Das Ziel der Maßnahme ist die Unterstützung von Betrieben mit hohem Energieverbrauch. Ihnen soll in den kommenden drei Jahren ein Teil ihrer Stromausgaben erstattet werden. Laut Kommission richtet sich das Angebot an Firmen aus Branchen, bei denen eine Abwanderung in Staaten mit niedrigeren Umweltstandards droht.
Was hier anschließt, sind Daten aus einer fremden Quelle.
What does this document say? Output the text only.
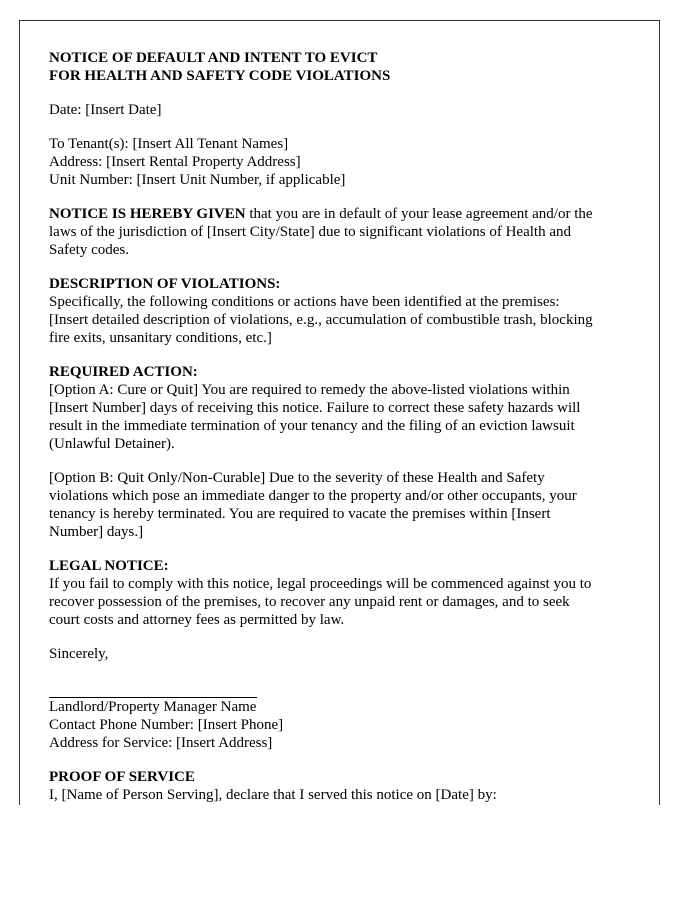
NOTICE OF DEFAULT AND INTENT TO EVICT
FOR HEALTH AND SAFETY CODE VIOLATIONS

Date: [Insert Date]

To Tenant(s): [Insert All Tenant Names]
Address: [Insert Rental Property Address]
Unit Number: [Insert Unit Number, if applicable]

NOTICE IS HEREBY GIVEN that you are in default of your lease agreement and/or the
laws of the jurisdiction of [Insert City/State] due to significant violations of Health and
Safety codes.

DESCRIPTION OF VIOLATIONS:
Specifically, the following conditions or actions have been identified at the premises:
[Insert detailed description of violations, e.g., accumulation of combustible trash, blocking
fire exits, unsanitary conditions, etc.]

REQUIRED ACTION:
[Option A: Cure or Quit] You are required to remedy the above-listed violations within
[Insert Number] days of receiving this notice. Failure to correct these safety hazards will
result in the immediate termination of your tenancy and the filing of an eviction lawsuit
(Unlawful Detainer).

[Option B: Quit Only/Non-Curable] Due to the severity of these Health and Safety
violations which pose an immediate danger to the property and/or other occupants, your
tenancy is hereby terminated. You are required to vacate the premises within [Insert
Number] days.]

LEGAL NOTICE:
If you fail to comply with this notice, legal proceedings will be commenced against you to
recover possession of the premises, to recover any unpaid rent or damages, and to seek
court costs and attorney fees as permitted by law.

Sincerely,

Landlord/Property Manager Name
Contact Phone Number: [Insert Phone]
Address for Service: [Insert Address]

PROOF OF SERVICE
I, [Name of Person Serving], declare that I served this notice on [Date] by:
Investition als Bedingung für die Hilfe
Unternehmen können die Zuschüsse nach dem Ende eines jeden Jahres beantragen, sobald der Energieverbrauch und der mittlere Großhandelspreis feststehen. Eine zentrale Auflage für die begünstigten Firmen ist, dass sie mindestens die Hälfte der erhaltenen Förderung in die Modernisierung oder den Neubau von Anlagen zur Senkung der Stromkosten investieren.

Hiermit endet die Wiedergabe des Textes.